Revolting, the newly launched webzine by the megacephalic, drug-abuse-tragedian, Mondo 2000 founder, is a gas. Everything about it is a megacliché, but while it seems a bit late in the game to simultaneously effect intentional lameness and sophistication, Revolting gets away with it. The design is atrocious - enormous JPEGs, scrawled type, bad tables. If only it had blinking text and a gray background, it would be the funniest commentary of the decade on HTML boilerplate circa 1994. The stories: tongue-in-cheek? Sure, in a "that's-not-my-tongue" and "oh-yeah-well-that's-not-my-cheek" kinda way.

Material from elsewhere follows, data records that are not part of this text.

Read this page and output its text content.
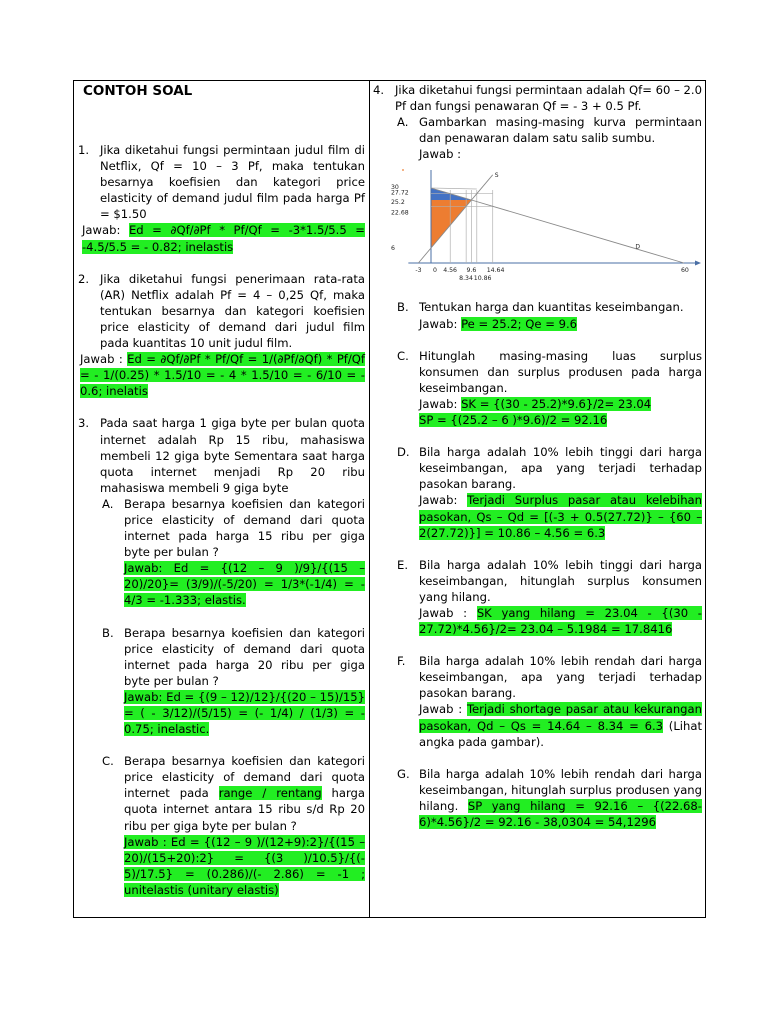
CONTOH SOAL
1. Jika diketahui fungsi permintaan judul film di Netflix, Qf = 10 – 3 Pf, maka tentukan besarnya koefisien dan kategori price elasticity of demand judul film pada harga Pf = $1.50

Jawab: Ed = ∂Qf/∂Pf * Pf/Qf = -3*1.5/5.5 = -4.5/5.5 = - 0.82; inelastis

2. Jika diketahui fungsi penerimaan rata-rata (AR) Netflix adalah Pf = 4 – 0,25 Qf, maka tentukan besarnya dan kategori koefisien price elasticity of demand dari judul film pada kuantitas 10 unit judul film.

Jawab : Ed = ∂Qf/∂Pf * Pf/Qf = 1/(∂Pf/∂Qf) * Pf/Qf = - 1/(0.25) * 1.5/10 = - 4 * 1.5/10 = - 6/10 = - 0.6; inelatis

3. Pada saat harga 1 giga byte per bulan quota internet adalah Rp 15 ribu, mahasiswa membeli 12 giga byte Sementara saat harga quota internet menjadi Rp 20 ribu mahasiswa membeli 9 giga byte

A. Berapa besarnya koefisien dan kategori price elasticity of demand dari quota internet pada harga 15 ribu per giga byte per bulan ?

Jawab: Ed = {(12 – 9 )/9}/{(15 – 20)/20}= (3/9)/(-5/20) = 1/3*(-1/4) = - 4/3 = -1.333; elastis.

B. Berapa besarnya koefisien dan kategori price elasticity of demand dari quota internet pada harga 20 ribu per giga byte per bulan ?

Jawab: Ed = {(9 – 12)/12}/{(20 – 15)/15} = ( - 3/12)/(5/15) = (- 1/4) / (1/3) = - 0.75; inelastic.

C. Berapa besarnya koefisien dan kategori price elasticity of demand dari quota internet pada range / rentang harga quota internet antara 15 ribu s/d Rp 20 ribu per giga byte per bulan ?

Jawab : Ed = {(12 – 9 )/(12+9):2}/{(15 – 20)/(15+20):2} = {(3 )/10.5}/{(- 5)/17.5} = (0.286)/(- 2.86) = -1 ; unitelastis (unitary elastis)

4. Jika diketahui fungsi permintaan adalah Qf= 60 – 2.0 Pf dan fungsi penawaran Qf = - 3 + 0.5 Pf.

A. Gambarkan masing-masing kurva permintaan dan penawaran dalam satu salib sumbu.

Jawab :

30
27.72
25.2
22.68
6
-3 0 4.56 9.6 14.64
8.34 10.86
60
S
D
B. Tentukan harga dan kuantitas keseimbangan.

Jawab: Pe = 25.2; Qe = 9.6

C. Hitunglah masing-masing luas surplus konsumen dan surplus produsen pada harga keseimbangan.

Jawab: SK = {(30 - 25.2)*9.6}/2= 23.04

SP = {(25.2 – 6 )*9.6)/2 = 92.16

D. Bila harga adalah 10% lebih tinggi dari harga keseimbangan, apa yang terjadi terhadap pasokan barang.

Jawab: Terjadi Surplus pasar atau kelebihan pasokan, Qs – Qd = [(-3 + 0.5(27.72)} – {60 – 2(27.72)}] = 10.86 – 4.56 = 6.3

E. Bila harga adalah 10% lebih tinggi dari harga keseimbangan, hitunglah surplus konsumen yang hilang.

Jawab : SK yang hilang = 23.04 - {(30 - 27.72)*4.56}/2= 23.04 – 5.1984 = 17.8416

F. Bila harga adalah 10% lebih rendah dari harga keseimbangan, apa yang terjadi terhadap pasokan barang.

Jawab : Terjadi shortage pasar atau kekurangan pasokan, Qd – Qs = 14.64 – 8.34 = 6.3 (Lihat angka pada gambar).

G. Bila harga adalah 10% lebih rendah dari harga keseimbangan, hitunglah surplus produsen yang hilang. SP yang hilang = 92.16 – {(22.68-6)*4.56}/2 = 92.16 - 38,0304 = 54,1296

In an interview with the publisher of Charles Manson's Web site, for example, serious discussion is generated about whether Manson is more of a "philosopher king" or a mere "messianic figure." Like the staged celebrity car-wreck re-creations in Crash, Sirius and co-editor Joshua Ellis smash together something pretentious, senseless, and much safer than it wishes to appear - but fun to watch, if only because the spectacle is a necessary and thoroughly enjoyable commentary on those who'd notice it in the first place.

Make no mistake, mine isn't an exercise in damning with faint praise. Revolting is clearly created with the express intention of being a hilarious, nonsensical, maddening egesta casserole, maybe even the "worst site on the Web" of sorts. God knows others have vied, albeit unintentionally, for that honor and failed. It's rare, then, to see the Revolting team succeed at this, and do so in a way that makes you want to return often, maybe even contribute. It's billed as "the news you deserve." It all depends on what you enjoy.